Oops. MPAA isn’t as pristine as they touted themselves to be.
I saw this and just about wet my pants, I laughed so hard. The MPAA has been accused of violating the copyright of a student who wrote a P2P sniffer. Excuse me while I laugh a bit again…
Back in October, the MPAA sent a letter to 25 universities encouraging them to install something they were referring to as a "university toolkit." This Ubuntu based tool would help track and report on students who were sharing files via P2P. This is something that the MPAA is trying to push and sponsor universally.

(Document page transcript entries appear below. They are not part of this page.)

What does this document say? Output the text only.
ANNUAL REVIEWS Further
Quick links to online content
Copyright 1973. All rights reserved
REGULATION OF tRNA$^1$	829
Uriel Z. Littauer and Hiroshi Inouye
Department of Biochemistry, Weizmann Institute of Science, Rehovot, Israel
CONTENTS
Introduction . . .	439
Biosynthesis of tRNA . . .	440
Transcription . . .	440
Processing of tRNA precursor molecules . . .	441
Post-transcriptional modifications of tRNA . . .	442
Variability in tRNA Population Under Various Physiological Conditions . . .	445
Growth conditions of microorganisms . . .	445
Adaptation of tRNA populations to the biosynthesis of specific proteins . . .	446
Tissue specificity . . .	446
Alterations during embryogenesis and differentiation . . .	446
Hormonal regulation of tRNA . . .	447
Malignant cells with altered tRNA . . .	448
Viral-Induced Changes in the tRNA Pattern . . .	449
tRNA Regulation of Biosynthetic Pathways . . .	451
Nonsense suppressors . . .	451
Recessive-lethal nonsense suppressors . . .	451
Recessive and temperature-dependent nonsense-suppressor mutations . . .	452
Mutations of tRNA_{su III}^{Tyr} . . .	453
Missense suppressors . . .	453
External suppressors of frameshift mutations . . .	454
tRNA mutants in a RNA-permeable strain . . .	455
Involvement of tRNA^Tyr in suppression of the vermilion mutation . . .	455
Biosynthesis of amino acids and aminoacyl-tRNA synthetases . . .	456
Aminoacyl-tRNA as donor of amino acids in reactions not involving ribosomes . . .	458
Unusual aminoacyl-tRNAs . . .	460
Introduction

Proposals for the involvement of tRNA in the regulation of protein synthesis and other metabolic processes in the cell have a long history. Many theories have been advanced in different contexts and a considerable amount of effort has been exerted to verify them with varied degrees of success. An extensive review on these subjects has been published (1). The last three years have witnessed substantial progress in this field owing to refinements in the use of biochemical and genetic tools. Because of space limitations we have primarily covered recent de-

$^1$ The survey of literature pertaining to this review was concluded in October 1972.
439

However, as you might suspect, there are a few problems with the software. First, depending on how given university’s network is setup, the software can pose a serious privacy problem. It appears to be a bit on the invasive side (I suppose). However, last Monday, one of the developers of the tool started posting take down notices.

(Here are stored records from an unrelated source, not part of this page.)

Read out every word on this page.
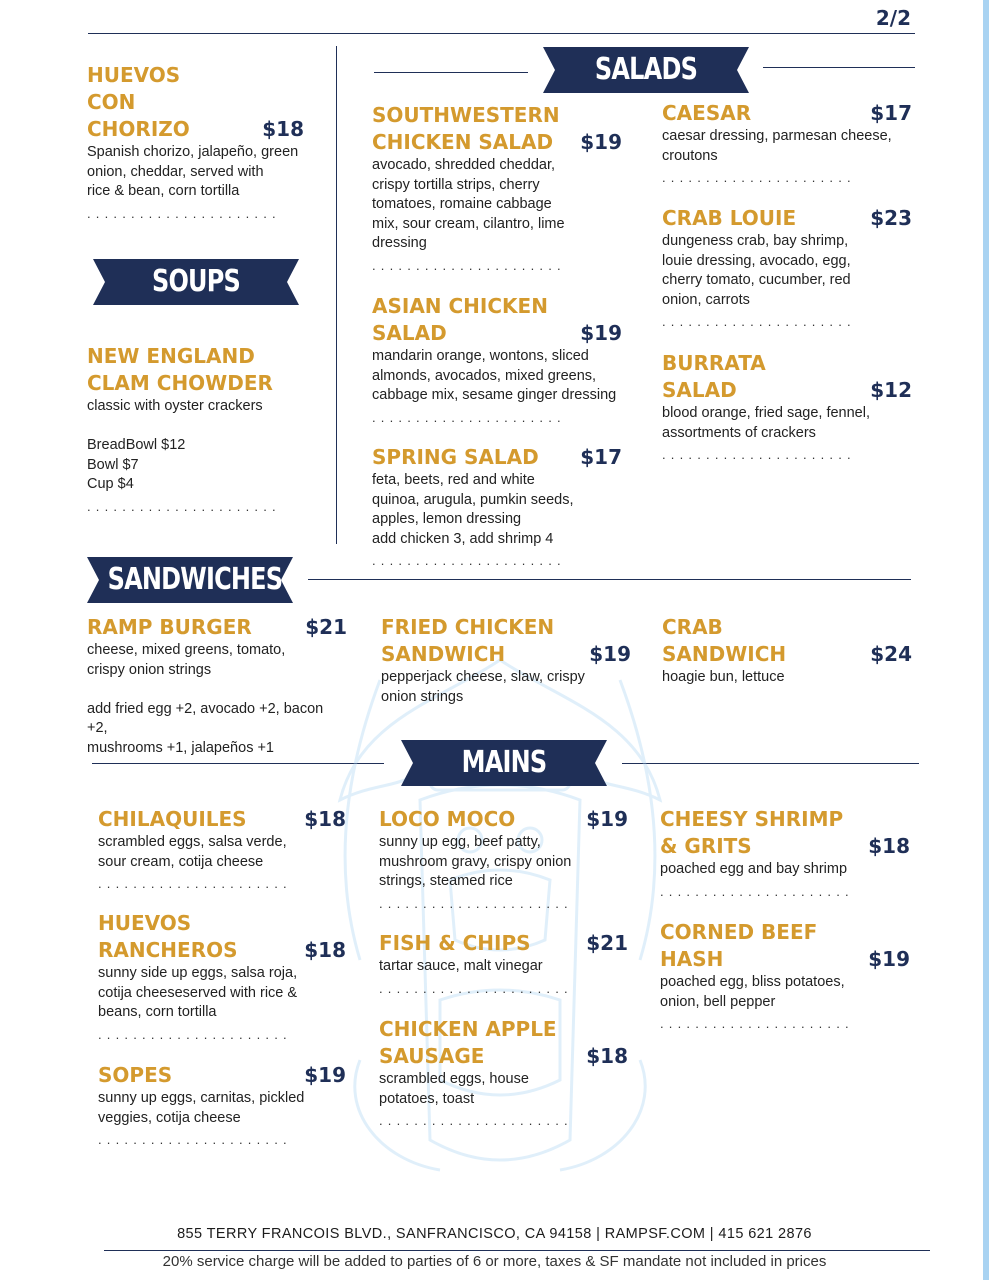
2/2
SALADS
SOUPS
SANDWICHES
MAINS
HUEVOS
CON
CHORIZO	$18
Spanish chorizo, jalapeño, green
onion, cheddar, served with
rice & bean, corn tortilla
......................
NEW ENGLAND
CLAM CHOWDER
classic with oyster crackers

BreadBowl $12
Bowl $7
Cup $4
......................
SOUTHWESTERN
CHICKEN SALAD	$19
avocado, shredded cheddar,
crispy tortilla strips, cherry
tomatoes, romaine cabbage
mix, sour cream, cilantro, lime
dressing
......................
ASIAN CHICKEN
SALAD	$19
mandarin orange, wontons, sliced
almonds, avocados, mixed greens,
cabbage mix, sesame ginger dressing
......................
SPRING SALAD	$17
feta, beets, red and white
quinoa, arugula, pumkin seeds,
apples, lemon dressing
add chicken 3, add shrimp 4
......................
CAESAR	$17
caesar dressing, parmesan cheese,
croutons
......................
CRAB LOUIE	$23
dungeness crab, bay shrimp,
louie dressing, avocado, egg,
cherry tomato, cucumber, red
onion, carrots
......................
BURRATA
SALAD	$12
blood orange, fried sage, fennel,
assortments of crackers
......................
RAMP BURGER	$21
cheese, mixed greens, tomato,
crispy onion strings

add fried egg +2, avocado +2, bacon +2,
mushrooms +1, jalapeños +1
FRIED CHICKEN
SANDWICH	$19
pepperjack cheese, slaw, crispy
onion strings
CRAB
SANDWICH	$24
hoagie bun, lettuce
CHILAQUILES	$18
scrambled eggs, salsa verde,
sour cream, cotija cheese
......................
HUEVOS
RANCHEROS	$18
sunny side up eggs, salsa roja,
cotija cheeseserved with rice &
beans, corn tortilla
......................
SOPES	$19
sunny up eggs, carnitas, pickled
veggies, cotija cheese
......................
LOCO MOCO	$19
sunny up egg, beef patty,
mushroom gravy, crispy onion
strings, steamed rice
......................
FISH & CHIPS	$21
tartar sauce, malt vinegar
......................
CHICKEN APPLE
SAUSAGE	$18
scrambled eggs, house
potatoes, toast
......................
CHEESY SHRIMP
& GRITS	$18
poached egg and bay shrimp
......................
CORNED BEEF
HASH	$19
poached egg, bliss potatoes,
onion, bell pepper
......................
855 TERRY FRANCOIS BLVD., SANFRANCISCO, CA 94158 | RAMPSF.COM | 415 621 2876
20% service charge will be added to parties of 6 or more, taxes & SF mandate not included in prices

While Ubuntu is licensed under the General Public License, compliance with the license demands that developers not only provide the completed binary, but the source code behind it as well as publish changes made to any Ubuntu core files. Without the source code, distributing the binary alone constitutes copyright infringement under the GPL.
As you might suspect, this is a problem for the MPAA. If they have to provide the source code with the app, experienced hackers would likely find a way around the app and still be able to swap files.

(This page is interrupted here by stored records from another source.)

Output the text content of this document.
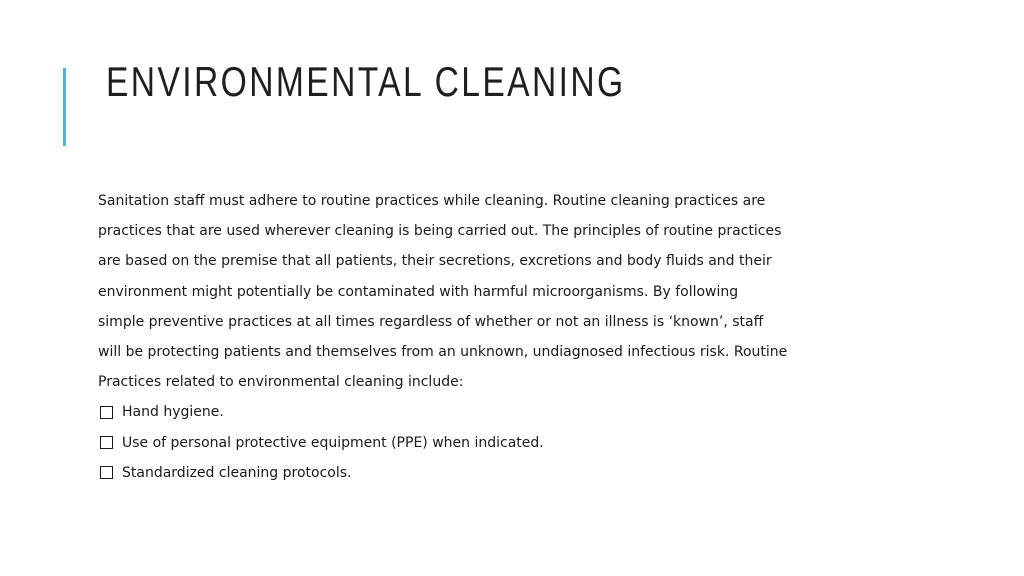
ENVIRONMENTAL CLEANING

Sanitation staff must adhere to routine practices while cleaning. Routine cleaning practices are practices that are used wherever cleaning is being carried out. The principles of routine practices are based on the premise that all patients, their secretions, excretions and body fluids and their environment might potentially be contaminated with harmful microorganisms. By following simple preventive practices at all times regardless of whether or not an illness is ‘known’, staff will be protecting patients and themselves from an unknown, undiagnosed infectious risk. Routine Practices related to environmental cleaning include:

Hand hygiene.
Use of personal protective equipment (PPE) when indicated.
Standardized cleaning protocols.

Of course, demands made to the MPAA to remove the tool were met with silence. As a last resort, the developer contacted the MPAA’s ISP and demanded that the files be taken down. THAT apparently did the trick, as the files are now strangely absent.
With all of the hub-bub that has been made over this issue with the RIAA and the MPAA, the two groups working towards a single, similar agenda, this situation bothers me. It seems that the groups don’t necessarily find value in upholding the rights of others, but insist that theirs are without question.
If it seems as though I am a little upset over this, I am. I don’t traffic in stolen MP3’s or movies (though I have been approached by friends to share files). Its just not worth the grief that I have seen and have reported on over the past few years. However, this move, a blatant violation of the GPL by the MPAA, seems a bit bone headed on their part; and they apparently didn’t even ask the developer’s permission to use the software.